Child sexual abuse in Nigeria
UNICEF reported in 2015 that one in four girls and one in ten boys in Nigeria had experienced sexual violence before the age of 18. According to a survey by Positive Action for Treatment Access, over 31.4 percent of girls there said that their first sexual encounter had been rape or forced sex of some kind.
Conditions that increases the risk of girl-child sexual assault in Nigeria can be found in schools, baby factories and the practice of child labour. Studies conducted in Nigeria disclose that young girls are victims in majority of reported assault cases in hospitals. A four-year review of sexual assault cases at LASUTH that began in 2008 and ended in December 2012, showed that out of a total 287 reported cases of sexual assault, 83% of the victims were below the age of 19. A one-year survey conducted at Enugu State University Teaching Hospital between 2012 and 2013 revealed that 70% of sexual assault victims were under the age of 18. In the Enugu survey, majority of the victims knew their perpetrators and the assault occurred inside uncompleted buildings and the victims or perpetrators residence.
One of the traditional means of socialization of children is through trading. However, the introduction of young girls into street trading increases the vulnerabilities of the girls to sexual harassment. Sexual abuse of young girls in Nigeria is linked child labour.

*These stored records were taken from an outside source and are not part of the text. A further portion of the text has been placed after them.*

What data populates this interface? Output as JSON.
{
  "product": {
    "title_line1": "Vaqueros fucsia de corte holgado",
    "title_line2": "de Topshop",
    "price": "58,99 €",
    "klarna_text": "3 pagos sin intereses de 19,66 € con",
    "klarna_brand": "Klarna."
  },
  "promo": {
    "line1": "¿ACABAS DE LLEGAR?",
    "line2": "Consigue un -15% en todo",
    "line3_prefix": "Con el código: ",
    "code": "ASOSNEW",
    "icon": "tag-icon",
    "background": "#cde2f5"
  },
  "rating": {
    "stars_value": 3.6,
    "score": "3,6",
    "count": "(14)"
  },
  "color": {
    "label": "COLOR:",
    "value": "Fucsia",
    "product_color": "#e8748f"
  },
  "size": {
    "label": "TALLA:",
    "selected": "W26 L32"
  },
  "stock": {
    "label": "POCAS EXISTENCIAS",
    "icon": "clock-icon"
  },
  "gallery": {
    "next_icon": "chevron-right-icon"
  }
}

Religious and communal stigma associated with surrogacy and adoption has created a rise in baby factories in Nigeria. A large number of female victims in the baby factories are young adolescents. Operators of the baby factories mostly prey on pregnant young girls who are from lower income households, unmarried and are afraid of the public stigma associated with teenage pregnancy. Though, majority of the girls who enter the factory are pregnant some of girls in the factories were kidnapped or bartered to the operators. These girls are then raped solely for the purpose of procreation.
Poverty and inaccessible to funds for parents to take care of their wards has contributed to child sexual abuse.